27 Nisan 2024, Cumartesi Gazete Oksijen
Haber Giriş: 23.04.2023 12:20 | Son Güncelleme: 23.04.2023 14:10

Dünyanın en kalabalık nüfusu: Hindistan'a zarar mı sağlayacak fayda mı?

Dünyanın en kabalık ülkesi olmaya yaklaşan Hindistan dünyanın en büyük işgücüne sahip. Ancak yeterli sayıda iyi iş olmadığı takdirde bu eşsiz avantaj bir felakete dönüşebilir
Dünyanın en kalabalık nüfusu: Hindistan'a zarar mı sağlayacak fayda mı?

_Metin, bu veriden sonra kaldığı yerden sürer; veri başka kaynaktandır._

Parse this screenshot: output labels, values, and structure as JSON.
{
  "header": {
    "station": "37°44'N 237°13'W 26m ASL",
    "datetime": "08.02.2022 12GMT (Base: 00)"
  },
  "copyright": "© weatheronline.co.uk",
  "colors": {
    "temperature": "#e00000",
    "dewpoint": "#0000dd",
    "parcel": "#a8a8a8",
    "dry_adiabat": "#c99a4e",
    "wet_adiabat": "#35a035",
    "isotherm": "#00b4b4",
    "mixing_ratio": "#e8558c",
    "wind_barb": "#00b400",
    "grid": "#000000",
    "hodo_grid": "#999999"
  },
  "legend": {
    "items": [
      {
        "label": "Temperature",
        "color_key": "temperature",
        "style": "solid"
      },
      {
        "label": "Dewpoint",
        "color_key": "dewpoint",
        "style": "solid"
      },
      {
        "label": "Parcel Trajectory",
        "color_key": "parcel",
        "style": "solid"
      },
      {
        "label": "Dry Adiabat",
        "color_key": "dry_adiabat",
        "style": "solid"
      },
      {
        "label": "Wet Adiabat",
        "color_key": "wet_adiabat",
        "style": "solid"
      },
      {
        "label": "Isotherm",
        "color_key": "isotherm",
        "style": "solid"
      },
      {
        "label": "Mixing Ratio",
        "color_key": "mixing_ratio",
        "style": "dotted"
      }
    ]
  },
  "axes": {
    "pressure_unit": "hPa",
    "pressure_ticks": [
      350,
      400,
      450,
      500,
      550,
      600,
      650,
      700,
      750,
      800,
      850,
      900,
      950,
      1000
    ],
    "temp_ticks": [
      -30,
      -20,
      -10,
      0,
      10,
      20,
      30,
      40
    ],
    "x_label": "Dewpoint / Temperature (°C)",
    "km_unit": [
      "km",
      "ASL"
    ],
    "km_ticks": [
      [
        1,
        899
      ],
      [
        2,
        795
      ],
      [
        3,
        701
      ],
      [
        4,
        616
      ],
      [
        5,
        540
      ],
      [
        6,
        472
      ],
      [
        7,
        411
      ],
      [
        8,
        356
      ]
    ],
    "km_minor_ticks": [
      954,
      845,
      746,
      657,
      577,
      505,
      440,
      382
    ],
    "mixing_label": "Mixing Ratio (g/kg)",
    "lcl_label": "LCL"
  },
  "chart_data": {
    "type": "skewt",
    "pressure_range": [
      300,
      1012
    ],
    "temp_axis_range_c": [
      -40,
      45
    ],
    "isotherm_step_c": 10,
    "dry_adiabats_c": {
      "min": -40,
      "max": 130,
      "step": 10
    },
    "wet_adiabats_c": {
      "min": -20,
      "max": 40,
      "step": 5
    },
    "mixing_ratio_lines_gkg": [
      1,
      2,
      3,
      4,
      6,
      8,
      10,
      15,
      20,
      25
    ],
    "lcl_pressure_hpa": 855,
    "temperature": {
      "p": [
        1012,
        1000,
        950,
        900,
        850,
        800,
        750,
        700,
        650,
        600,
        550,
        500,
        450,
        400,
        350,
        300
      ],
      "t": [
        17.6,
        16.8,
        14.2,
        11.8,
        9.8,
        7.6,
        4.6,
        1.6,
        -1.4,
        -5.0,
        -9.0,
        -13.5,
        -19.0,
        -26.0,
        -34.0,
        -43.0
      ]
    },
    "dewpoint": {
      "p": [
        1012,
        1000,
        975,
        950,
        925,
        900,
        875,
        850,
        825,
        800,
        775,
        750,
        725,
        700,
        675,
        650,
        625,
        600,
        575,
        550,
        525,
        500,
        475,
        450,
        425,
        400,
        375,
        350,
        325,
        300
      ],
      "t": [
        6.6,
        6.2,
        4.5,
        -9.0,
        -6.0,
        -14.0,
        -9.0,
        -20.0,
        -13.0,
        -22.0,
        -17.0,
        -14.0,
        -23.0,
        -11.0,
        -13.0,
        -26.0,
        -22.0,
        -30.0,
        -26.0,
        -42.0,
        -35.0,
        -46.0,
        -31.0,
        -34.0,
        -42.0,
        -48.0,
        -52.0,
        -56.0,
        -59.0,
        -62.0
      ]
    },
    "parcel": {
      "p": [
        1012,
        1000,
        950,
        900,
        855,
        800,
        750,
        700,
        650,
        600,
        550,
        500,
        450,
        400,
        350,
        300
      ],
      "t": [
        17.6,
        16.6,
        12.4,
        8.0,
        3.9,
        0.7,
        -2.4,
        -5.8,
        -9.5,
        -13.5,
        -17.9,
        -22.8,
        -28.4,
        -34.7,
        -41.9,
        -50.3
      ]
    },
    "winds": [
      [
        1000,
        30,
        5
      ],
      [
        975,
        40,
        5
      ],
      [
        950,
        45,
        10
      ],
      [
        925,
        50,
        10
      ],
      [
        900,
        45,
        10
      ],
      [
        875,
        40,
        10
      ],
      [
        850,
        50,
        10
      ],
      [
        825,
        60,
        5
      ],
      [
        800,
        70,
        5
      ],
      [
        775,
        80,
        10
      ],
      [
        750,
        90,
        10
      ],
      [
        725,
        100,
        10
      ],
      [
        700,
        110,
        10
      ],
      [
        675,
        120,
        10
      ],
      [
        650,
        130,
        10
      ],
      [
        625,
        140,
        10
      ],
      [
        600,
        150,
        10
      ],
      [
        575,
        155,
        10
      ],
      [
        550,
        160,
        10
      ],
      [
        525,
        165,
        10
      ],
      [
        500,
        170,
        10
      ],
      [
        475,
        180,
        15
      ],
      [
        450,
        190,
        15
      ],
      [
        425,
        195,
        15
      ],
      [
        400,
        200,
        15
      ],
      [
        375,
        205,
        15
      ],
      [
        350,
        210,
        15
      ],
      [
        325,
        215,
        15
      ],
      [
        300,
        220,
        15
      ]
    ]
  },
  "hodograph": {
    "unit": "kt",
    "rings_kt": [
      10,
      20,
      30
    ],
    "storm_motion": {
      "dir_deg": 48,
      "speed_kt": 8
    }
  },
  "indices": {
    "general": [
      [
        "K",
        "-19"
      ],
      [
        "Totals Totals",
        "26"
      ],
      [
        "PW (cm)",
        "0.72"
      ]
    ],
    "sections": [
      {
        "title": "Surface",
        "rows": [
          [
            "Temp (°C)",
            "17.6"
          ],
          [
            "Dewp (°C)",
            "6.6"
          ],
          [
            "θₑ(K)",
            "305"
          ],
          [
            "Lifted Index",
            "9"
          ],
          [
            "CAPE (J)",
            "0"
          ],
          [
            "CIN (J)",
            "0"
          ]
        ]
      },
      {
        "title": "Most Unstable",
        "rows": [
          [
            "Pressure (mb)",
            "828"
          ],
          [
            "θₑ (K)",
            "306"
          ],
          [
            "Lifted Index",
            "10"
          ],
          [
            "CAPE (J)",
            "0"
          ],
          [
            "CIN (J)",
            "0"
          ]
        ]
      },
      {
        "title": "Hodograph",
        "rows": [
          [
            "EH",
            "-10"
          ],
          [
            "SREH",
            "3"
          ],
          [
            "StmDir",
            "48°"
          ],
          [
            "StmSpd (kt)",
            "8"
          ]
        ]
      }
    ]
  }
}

Hindistan on yıllar boyunca, sınırlı kaynaklar nedeniyle nüfus artışını frenlemeyi amaçlayan aile planlaması programları yürüttü. Daha sonra, 1990'lardaki liberalleşmenin ardından Hindistan ekonomisi yükselişe geçince, yetkililer tutum değiştirdi. Birleşmiş Milletler, Hindistan'ın Nisan ayında Çin'i geride bırakarak 1,4 milyardan fazla vatandaşıyla dünyanın en kalabalık ülkesi olmaya hazırlandığını açıkladı. 

Hindistan'ın doğum oranı son yıllarda yavaşlamış olsa da, ülke mutlak sayı (1,1 milyar) ve oran olarak (nüfusun yüzde 75'i) diğer tüm büyük ekonomilerden daha büyük bir çalışma yaşı nüfusuna sahip. Bu arada Çin yaşlanıyor ve nüfusu 60 yıldan uzun bir süredir ilk kez 2022'de azaldı. 1978'den bu yana yılda ortalama yüzde 10'a yakın bir hızla yükselen ekonomik büyümesi de artık yavaşladı. Ülkenin gayrisafi yurtiçi hasılası (GSYH) 2022'de sadece yüzde 3 büyüdü ve Pekin'in tahminlerine göre bile bu yıl sadece yüzde 5 artması bekleniyor. 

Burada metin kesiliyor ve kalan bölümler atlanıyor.